To make the journey easier, tour operators are available to help you plan your trip for the next morning with the necessary stopovers to appreciate and see the beautiful landscape.

Travel tip: Book the first-morning flight from Lagos; that way, you get to Abuja for the flight to Jalingo/Yola, which is usually in the afternoons.

The journey is best if you begin very early in the morning, around 6:00 am; that way, you arrive at the final stop before sunset.

The vegetation is green during the raining season and dusty brown during the harmattan season, and each offers beautiful scenery. The harmattan season is a more comfortable period to hike and avoid slippery and muddy terrains.

As you journey through Taraba, spectacular brown or green foliage blankets the mountains as the road winds through the mountains and hills. Most rivers are dried up during the harmattan season due to the scorching sun of the dry season. A river stands out among all and still flows across the beautiful bridge along the road. River Taraba which empties into the River Benue flow across the major towns of Sert-Baruwa, Sarki Ruwa, Karamti, Jamtari, Gangumi, Gayam and Bali local government.

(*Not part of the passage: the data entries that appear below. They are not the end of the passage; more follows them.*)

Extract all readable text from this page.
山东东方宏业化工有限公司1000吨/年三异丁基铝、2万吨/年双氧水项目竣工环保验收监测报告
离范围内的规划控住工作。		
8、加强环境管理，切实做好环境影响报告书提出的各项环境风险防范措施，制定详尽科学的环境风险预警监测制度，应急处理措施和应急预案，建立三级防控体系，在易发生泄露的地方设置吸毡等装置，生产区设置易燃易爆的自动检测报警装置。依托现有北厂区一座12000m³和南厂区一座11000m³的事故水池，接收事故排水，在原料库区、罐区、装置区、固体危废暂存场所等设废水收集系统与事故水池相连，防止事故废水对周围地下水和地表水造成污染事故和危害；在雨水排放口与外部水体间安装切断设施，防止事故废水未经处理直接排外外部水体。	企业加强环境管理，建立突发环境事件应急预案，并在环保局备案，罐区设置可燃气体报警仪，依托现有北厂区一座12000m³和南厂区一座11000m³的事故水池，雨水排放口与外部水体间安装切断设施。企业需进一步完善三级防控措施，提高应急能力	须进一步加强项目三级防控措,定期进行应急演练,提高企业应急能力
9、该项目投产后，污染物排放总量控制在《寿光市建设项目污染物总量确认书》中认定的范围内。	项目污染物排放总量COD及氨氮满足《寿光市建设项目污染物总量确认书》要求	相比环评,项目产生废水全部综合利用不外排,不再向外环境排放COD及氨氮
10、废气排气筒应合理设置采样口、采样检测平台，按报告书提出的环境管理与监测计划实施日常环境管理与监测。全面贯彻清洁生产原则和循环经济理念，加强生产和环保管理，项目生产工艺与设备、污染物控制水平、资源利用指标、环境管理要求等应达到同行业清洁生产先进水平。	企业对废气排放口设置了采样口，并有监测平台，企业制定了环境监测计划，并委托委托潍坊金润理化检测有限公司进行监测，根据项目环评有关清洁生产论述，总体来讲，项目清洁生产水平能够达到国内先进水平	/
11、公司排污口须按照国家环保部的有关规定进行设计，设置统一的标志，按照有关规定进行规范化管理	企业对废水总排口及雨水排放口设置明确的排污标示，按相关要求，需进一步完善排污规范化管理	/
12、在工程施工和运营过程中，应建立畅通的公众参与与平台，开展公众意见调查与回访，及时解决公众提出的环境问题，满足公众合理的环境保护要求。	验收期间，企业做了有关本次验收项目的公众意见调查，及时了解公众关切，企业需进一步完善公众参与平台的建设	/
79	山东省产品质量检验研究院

A unique view of this river from the bridge is your first stopover.

Chappal Waddi. Photo Wikimedia

Travel tip: Though many prefer to travel in the rainy season for its dramatic green foliage, the route inspires no less awe in other seasons, especially harmattan, when most bushy pathways are easily walkable.

The next stop is Gashaka Gumpti, a bio-diversity hotspot and known to be the largest national park in Nigeria and across West Africa. Gashaka Gumpti is also the home to the highest point in Nigeria-Chappal Waddi Mountain. In this journey, you will stop at the park’s administrative office along the road at Serti to have a brief view of what the park has to offer and a little tour.

The parks have a beautiful cottage-style building one can lodge for the night (around N1500 per night), but you must bring your food. Have a good feel of the environment as the parks cover a vast landmass. The chimpanzee is the logo of the Gashaka Gumpti park and is endemic to the park.

As you continue the journey, about 30 minutes from the park is the national park’s museum and information centre, where you get an educational tour of the flora and faunas of the park and the wildlife it has to offer. Among notable things to see are the skulls of hippotamus and elephants.

Photo Credit Bola John1

It’s getting towards the evening, and this time, you’re heading towards the winding roads up the Mambila plateau. The drive up is a slow climb as you can see from afar the road intertwined into the mountains. On your way, there is another stop to feed a variety of wild monkeys who will welcome you and run into the bush as you approach them. Typically the locals are used to this as most people buy bananas on their journey to feed the monkeys.

As you approach Gembu, your final destination for the day, the sun is getting ready to set, and the view is breathtaking. Gembu is off the national grid, and power is supplied by an NGO, which is also into hospitality. They own a beautiful lodge which is a homely place to rest for the night.

Tomorrow is another day to catch the sunrise across the Mambilla plateau, see enchanting waterfalls which are numerous across the hills and also an opportunity to visit the largest tea farm in Nigeria-all in one place, Gembu! Notable Nigerian politicians such as former President Olusegun Obasanjo, Atiku Abubakar all have country houses right on the hills of Gembu.